Ethiopia’s average annual beer consumption of some 5 litres per capita is about half the average level for sub-Saharan Africa, excluding South Africa, offering scope for expansion among the population.
“At the moment, we are developing our position in the local market. Like I said, our first priority is to become a national player, fulfill our ambition to become a national player all over Ethiopia. that is our first priority. Export also has to do a lot with a supply chain.
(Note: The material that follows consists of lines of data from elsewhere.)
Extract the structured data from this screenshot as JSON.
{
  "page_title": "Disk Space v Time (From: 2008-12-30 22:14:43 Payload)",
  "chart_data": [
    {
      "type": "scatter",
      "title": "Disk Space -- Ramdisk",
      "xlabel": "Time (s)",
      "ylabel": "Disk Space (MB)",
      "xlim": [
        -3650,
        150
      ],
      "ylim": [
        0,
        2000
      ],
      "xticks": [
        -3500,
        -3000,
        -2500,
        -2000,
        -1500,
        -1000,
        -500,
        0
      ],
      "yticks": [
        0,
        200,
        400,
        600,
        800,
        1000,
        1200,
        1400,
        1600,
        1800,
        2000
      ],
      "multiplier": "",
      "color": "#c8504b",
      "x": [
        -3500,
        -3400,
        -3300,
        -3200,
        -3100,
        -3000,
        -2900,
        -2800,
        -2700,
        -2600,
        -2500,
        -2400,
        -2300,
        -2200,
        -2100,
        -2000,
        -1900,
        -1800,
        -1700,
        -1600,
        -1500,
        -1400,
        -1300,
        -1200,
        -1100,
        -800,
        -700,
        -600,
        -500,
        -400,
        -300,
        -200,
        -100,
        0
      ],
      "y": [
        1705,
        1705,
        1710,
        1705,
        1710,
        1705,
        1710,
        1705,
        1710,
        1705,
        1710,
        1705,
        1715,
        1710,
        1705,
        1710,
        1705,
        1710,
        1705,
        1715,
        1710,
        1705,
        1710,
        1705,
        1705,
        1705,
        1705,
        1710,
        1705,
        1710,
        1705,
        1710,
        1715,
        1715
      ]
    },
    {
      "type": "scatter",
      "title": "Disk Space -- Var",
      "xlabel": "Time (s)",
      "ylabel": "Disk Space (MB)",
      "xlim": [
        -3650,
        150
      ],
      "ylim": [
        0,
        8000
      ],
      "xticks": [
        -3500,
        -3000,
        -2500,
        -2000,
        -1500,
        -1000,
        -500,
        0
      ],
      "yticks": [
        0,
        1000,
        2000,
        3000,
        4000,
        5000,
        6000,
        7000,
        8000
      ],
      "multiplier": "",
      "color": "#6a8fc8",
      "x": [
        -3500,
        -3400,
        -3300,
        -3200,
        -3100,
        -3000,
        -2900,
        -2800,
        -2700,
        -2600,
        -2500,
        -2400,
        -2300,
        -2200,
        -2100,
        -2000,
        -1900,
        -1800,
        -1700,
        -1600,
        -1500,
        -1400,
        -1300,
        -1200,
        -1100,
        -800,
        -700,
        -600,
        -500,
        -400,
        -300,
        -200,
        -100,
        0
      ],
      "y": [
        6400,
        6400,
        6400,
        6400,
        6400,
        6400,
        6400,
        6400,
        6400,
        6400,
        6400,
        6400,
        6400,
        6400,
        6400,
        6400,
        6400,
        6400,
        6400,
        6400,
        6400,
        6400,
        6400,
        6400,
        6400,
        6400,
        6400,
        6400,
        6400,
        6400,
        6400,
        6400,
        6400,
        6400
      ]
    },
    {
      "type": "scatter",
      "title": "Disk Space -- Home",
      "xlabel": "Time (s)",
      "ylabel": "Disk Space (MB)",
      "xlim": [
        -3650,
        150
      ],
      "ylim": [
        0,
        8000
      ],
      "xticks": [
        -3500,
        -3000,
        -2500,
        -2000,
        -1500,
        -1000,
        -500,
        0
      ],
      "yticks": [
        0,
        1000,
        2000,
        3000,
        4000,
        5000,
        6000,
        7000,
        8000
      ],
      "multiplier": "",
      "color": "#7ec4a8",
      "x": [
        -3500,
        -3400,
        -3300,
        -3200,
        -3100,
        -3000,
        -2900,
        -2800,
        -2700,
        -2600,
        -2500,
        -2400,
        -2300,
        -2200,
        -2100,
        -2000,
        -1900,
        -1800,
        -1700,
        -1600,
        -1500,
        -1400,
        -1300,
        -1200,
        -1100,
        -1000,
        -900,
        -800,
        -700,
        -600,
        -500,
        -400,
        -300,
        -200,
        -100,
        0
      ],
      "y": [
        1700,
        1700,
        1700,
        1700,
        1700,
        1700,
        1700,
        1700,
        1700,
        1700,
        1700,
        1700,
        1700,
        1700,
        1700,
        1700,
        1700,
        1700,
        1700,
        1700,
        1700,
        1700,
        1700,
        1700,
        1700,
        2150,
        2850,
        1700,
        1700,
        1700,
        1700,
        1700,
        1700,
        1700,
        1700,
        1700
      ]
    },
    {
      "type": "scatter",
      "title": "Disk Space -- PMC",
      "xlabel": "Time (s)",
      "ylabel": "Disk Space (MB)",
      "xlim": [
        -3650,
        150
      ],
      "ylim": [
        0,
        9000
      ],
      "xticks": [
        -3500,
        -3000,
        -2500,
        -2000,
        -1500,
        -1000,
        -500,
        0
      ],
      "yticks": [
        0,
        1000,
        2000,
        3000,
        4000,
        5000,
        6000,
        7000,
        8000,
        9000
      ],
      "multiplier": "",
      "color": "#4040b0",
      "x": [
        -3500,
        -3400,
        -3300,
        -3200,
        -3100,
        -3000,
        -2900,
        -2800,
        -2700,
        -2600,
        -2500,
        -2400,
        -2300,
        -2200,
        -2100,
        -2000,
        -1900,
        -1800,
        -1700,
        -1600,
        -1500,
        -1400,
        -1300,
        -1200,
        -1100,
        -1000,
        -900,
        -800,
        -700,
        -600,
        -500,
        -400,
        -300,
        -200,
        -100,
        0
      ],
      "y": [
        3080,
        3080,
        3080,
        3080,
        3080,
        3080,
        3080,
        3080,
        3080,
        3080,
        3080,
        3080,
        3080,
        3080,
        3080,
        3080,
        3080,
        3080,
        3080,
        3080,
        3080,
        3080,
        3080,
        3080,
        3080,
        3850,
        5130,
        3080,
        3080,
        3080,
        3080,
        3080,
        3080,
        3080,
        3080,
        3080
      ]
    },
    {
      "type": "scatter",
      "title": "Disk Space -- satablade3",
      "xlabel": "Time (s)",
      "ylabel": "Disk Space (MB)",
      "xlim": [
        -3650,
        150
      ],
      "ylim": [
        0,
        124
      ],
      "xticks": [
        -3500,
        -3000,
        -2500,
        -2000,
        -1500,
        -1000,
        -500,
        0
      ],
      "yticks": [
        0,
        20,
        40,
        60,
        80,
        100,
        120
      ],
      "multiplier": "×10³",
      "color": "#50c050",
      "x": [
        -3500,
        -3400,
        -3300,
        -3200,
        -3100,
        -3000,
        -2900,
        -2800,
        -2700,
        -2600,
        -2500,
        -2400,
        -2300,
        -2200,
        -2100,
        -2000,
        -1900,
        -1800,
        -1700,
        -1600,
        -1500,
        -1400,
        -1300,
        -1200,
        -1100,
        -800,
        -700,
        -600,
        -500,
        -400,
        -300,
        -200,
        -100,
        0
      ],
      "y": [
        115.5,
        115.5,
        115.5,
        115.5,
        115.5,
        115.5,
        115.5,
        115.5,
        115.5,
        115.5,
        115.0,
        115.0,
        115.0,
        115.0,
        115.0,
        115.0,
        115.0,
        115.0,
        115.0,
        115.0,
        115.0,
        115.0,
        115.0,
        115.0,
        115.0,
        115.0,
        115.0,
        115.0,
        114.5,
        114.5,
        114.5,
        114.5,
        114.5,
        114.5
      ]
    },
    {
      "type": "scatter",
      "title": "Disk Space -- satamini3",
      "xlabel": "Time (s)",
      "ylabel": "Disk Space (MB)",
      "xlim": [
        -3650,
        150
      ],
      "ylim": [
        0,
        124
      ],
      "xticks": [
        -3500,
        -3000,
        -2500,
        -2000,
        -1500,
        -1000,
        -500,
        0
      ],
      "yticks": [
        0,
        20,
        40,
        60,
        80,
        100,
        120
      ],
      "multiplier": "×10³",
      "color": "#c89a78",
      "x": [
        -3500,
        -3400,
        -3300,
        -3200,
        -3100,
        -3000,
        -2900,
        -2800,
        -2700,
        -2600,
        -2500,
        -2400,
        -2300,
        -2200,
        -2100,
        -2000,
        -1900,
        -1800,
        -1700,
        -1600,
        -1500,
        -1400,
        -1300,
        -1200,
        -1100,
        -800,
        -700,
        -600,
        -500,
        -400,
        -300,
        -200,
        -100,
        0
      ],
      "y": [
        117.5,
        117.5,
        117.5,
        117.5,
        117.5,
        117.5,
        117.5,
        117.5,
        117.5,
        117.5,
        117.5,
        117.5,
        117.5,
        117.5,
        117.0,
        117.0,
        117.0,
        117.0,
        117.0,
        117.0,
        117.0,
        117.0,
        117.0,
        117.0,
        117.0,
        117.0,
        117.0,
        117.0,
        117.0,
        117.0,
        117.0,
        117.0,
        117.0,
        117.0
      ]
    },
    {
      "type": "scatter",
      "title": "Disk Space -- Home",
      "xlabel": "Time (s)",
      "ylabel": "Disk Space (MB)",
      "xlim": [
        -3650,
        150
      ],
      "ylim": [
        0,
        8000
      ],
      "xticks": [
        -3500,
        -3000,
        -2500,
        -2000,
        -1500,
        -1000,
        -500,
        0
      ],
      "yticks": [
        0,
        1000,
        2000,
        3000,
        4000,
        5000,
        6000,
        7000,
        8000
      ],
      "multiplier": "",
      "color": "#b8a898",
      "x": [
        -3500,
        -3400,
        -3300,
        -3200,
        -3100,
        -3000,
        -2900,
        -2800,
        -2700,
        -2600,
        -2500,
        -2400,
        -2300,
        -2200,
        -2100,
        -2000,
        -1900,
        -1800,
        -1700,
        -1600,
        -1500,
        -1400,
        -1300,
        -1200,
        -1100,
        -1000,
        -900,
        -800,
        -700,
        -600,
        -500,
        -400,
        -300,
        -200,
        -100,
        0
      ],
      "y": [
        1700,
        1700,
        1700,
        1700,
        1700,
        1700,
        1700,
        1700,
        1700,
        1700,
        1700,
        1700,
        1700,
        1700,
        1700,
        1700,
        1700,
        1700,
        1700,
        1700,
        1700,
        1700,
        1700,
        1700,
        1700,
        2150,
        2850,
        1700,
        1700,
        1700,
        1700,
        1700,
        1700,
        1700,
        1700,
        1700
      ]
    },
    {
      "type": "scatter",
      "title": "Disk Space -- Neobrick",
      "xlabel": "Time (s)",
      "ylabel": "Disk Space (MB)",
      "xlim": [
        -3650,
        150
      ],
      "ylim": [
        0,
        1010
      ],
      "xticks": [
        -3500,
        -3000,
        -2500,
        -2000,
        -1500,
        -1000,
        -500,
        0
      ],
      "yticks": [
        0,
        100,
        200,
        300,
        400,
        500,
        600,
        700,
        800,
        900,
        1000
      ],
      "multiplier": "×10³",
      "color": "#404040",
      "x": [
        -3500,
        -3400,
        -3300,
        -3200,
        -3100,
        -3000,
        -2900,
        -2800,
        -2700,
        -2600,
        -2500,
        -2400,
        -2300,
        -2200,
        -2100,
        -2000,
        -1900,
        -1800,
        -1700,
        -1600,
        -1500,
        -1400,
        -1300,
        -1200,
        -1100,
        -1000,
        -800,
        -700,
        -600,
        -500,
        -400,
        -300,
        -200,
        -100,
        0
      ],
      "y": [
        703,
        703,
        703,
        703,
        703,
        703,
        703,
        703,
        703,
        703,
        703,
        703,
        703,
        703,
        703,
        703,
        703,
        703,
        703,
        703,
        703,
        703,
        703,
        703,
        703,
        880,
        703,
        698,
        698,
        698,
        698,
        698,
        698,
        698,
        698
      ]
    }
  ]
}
In order to be able to export, you have to have a supply chain adapted to the export markets,” said Johan Doyer, managing director of Heineken Ethiopia.
Staying in Ethiopia, according to COMESA’s Leather and Leather Products Institute, vast wealth of livestock resources means Africa has enormous potential in the leather sector but studies show that only a fraction of the resource is being leveraged.
But African countries have been challenged to step in and exploit the emerging opportunities for export as part of efforts to move away from largely agriculture-based economies.
“Right now, Africa is waiting to be the next giant after India and India has just heightened its targets but one thing that comes out very clearly is the target set by India is also sending the information to Africa that we are now ready to start cooperating with them because they don’t have the resource, they don’t have the raw material that can push them from the 13 billion US dollar to 27 billion US dollar which they aim to have in the next 5 to 10 years?” said Mwinyikione Mwinyihija, director of regional trade bloc, COMESA’s leather and leather products institute.
This year, Somalis in the diaspora continued to face the challenges of sending money home because a growing number of banks who provide the vital lifeline closed down links with the horn of African country.
Virtually all major U.S. banks have ended remittance services to Somalia over the last few years because of regulations that hold banks responsible if they transfer funds to “terrorist” groups like Somalia’s al Shabaab.
Some 40 percent of Somalis rely on remittances for daily needs, such as food, medicines and school fees.
“We are requesting American authorities not to shut down the transfer of money and instead create a system where they can control the flow of this money, because millions of Somali people will be risking their lives and will be left vulnerable and there will be a rise in criminality,” said Abdulkadir Ali Said Juba Express Money Transfer in Mogadishu.
According to the African Development Bank (AfDB), African economies will grow 5 percent in 2016, approaching levels last seen before the 2007 global financial crisis, as economic prospects improve worldwide, the African Development Bank (AfDB).